Eligible lenders are U.S. federally-insured depository institutions (including banks, savings associations, and credit unions) as well as any U.S. branch or affiliate of a foreign bank. Nonbank financial institutions are not considered eligible lenders at this time, although the Federal Reserve is considering options to expand this list in the future.
3. How much can I borrow under this program?
The Main Street Lending Program offers three different secured or unsecured 5-year term loan options set at an adjustable rate of LIBOR (1 or 3 month) plus 300 basis points with principal deferred for two years and interest payments deferred for one year for eligible borrowers. Unlike Paycheck Protection Program (PPP) loans, Main Street loans are full-recourse loans and are not forgivable.
All loans under the Main Street Lending Program must permit prepayment without penalty. All loans are made by private financial institutions but backed by the Federal Reserve.
As with other lending facilities, the Federal Reserve announced that it will follow extensive reporting procedures around the Main Street Lending Program by reporting on a monthly basis:
- Names and details of participants in each program
- Amounts borrowed and interest rate charged
- Overall costs, revenues, and fees for each facility
4. Additional Borrower Criteria
- If a borrower has outstanding loans with the lender as of December 31, 2019, such loans must have an internal risk rating equivalent to “pass” in the Federal Financial Institutions Examination Council’s supervisory rating system on that date.

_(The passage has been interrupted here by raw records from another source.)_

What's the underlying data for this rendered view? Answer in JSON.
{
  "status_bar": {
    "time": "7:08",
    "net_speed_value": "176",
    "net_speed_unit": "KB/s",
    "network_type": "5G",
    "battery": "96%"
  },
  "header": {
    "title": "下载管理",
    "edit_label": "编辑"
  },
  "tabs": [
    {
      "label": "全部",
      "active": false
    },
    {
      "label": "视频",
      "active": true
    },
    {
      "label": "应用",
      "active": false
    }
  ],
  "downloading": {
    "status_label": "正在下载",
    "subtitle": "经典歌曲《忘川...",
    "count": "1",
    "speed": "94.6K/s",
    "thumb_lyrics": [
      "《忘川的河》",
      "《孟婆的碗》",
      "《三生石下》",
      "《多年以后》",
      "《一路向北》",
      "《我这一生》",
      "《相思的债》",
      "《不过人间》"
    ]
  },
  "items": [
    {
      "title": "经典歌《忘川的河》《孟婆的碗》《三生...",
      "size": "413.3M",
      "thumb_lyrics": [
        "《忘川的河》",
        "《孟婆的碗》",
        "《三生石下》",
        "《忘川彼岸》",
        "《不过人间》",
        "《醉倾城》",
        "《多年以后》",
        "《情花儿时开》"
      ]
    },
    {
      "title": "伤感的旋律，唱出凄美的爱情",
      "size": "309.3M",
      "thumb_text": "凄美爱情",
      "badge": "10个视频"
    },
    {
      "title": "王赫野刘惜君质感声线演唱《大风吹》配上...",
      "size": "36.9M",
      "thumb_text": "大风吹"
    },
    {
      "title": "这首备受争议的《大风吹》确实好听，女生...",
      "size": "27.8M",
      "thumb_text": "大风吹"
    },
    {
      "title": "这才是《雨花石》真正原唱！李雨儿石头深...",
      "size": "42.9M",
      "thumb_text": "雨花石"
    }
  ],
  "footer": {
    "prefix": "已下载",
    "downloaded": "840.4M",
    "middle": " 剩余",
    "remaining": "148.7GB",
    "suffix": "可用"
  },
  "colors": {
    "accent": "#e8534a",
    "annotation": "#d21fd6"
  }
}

- Additionally, lenders are expected to conduct an assessment of each potential borrower’s financial condition at the time of application.
- In addition to other certifications required by statutes and regulations, the following certifications are required by eligible borrowers:
Retention of Employees
Eligible borrowers that participate in any Main Street Lending Program facility should make commercially reasonable efforts to maintain its payroll and retain its employees during the time that the term loan is outstanding.
The Federal Reserve further clarifies that to make “commercially reasonable efforts” borrowers should undertake good-faith efforts to maintain payroll and retain employees, in light of its capacities, the economic environment, its available resources, and the business need for labor. Businesses that have already laid-off or furloughed workers as a result of COVID-19 are still eligible to apply for Main Street loans.